The experiments showed herein used an efficient method to expand polyclonal murine Treg up to 300-fold within 3 weeks. Expanded Treg maintained their phenotype and suppressive capacity but showed increased activity compared with freshly isolated cells. On a functional level, Treg expanded by anti-CD3/anti-CD28 beads differed in their capacity to produce IL-10. Anti-CD3/anti-CD28 stimulation usually generates high levels of IL-10 in murine, as well as in human, Treg (
Levings et al., 2001;
Tang et al., 2004). IL-10-mediated inhibition of cytokine production is believed to act by inhibition of the antigen presentation capacity of macrophages and dendritic cells, blockade of cytokine production and chemokine secretion, thus limiting the magnitude of immune responses (
Fiorentino et al., 1989;
Pestka et al., 2004). Kootstra showed that IL-10 inhibits HIV-1 replication specifically in macrophages, but not T cells, in a dose-dependent manner, that seemed to involve inhibition of viral protein processing (
Kootstra et al., 1994). Similarly, TGF-β regulates adaptive immune components, such as T cells (
Wan and Flavell, 2007), as well as innate immune components, such as natural killer (NK) cells (
Ghiringhelli et al., 2006;
Ralainirina et al., 2007;
Wahl, 2007). Regulation of immune responses by TGF-β proceeds by inhibition of inflammatory cell function and promotion of Treg function (
Wan and Flavell, 2008), the latter through induction of Foxp3 expression, which is implicated in Treg function (
Komatsu et al., 2009). Taken together, these data indicate that CD4+CD25+FoxP3+ Treg retained their phenotype and function after
in vitro expansions.
Substantial progress in understanding the biology of Treg and their roles in HAND has led to increasing interests in their potential utility as adjunct biological therapies in HIV disease. However, as in most cellular therapeutic strategies, risks of uncontrolled proliferation and/or development of unforeseen functional activities pose potential limitations. This is underscored by the observation that some Treg lose Foxp3 expression and convert to conventional T cells (
Komatsu et al., 2009). Another concern for Treg-based therapeutics is that given the potency by which Treg function, excess Tregs could truncate immune responses necessary for surveillance of neoplasia and control of microbial infections.
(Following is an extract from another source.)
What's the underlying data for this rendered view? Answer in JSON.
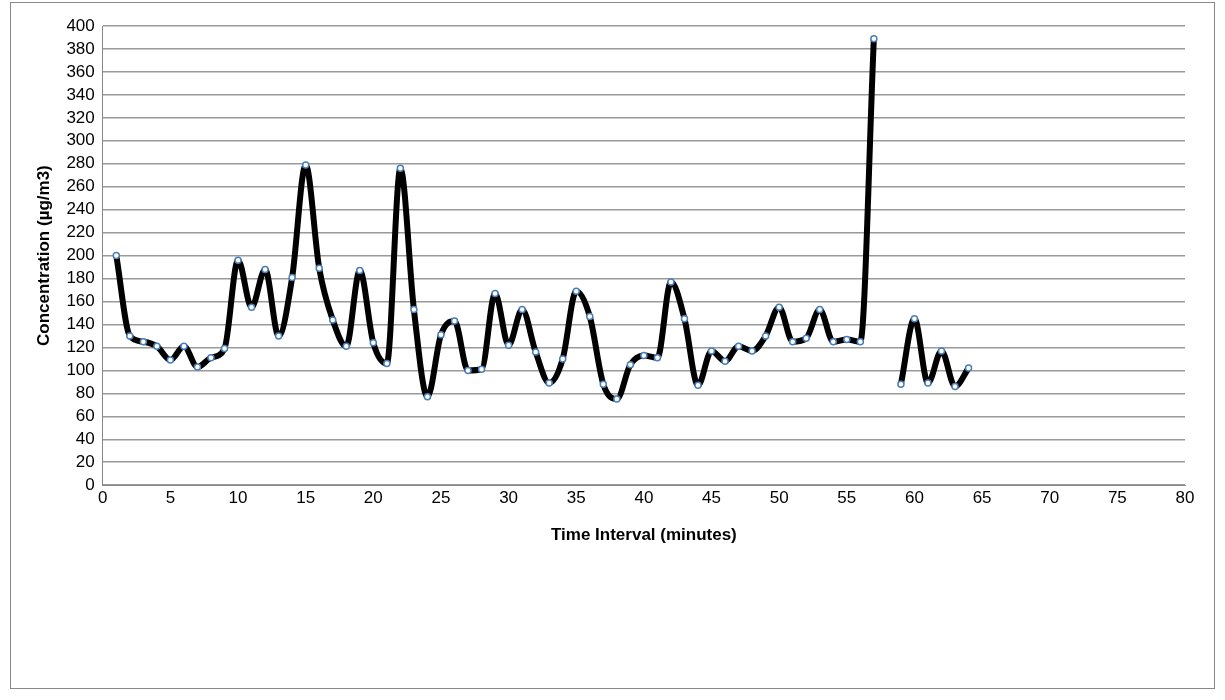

In the context of HIV disease, Tregs used to therapeutically control inflammation associated with neuroAIDS may inhibit the same immune responses that maintain control of viral loads and thus lead to acute viral relapses under otherwise chronic disease states (
Fantini et al., 2004;
Nelson, 2004). Nevertheless, Food and Drug Administration mandates for demonstrable reproducibility and control for sterility, purity, and potency of an exact defined cell therapy product present formidable barriers to clinical translation. In our study, we found that extra adoptive transferred Treg within non-inflamed tissues were depleted; whereas, Treg within inflamed sites in HIVE mice were indeed neuroprotective. Thus taken together, our results demonstrate the importance of Treg in HAND control and raise the possibility of their utility for therapeutic strategies.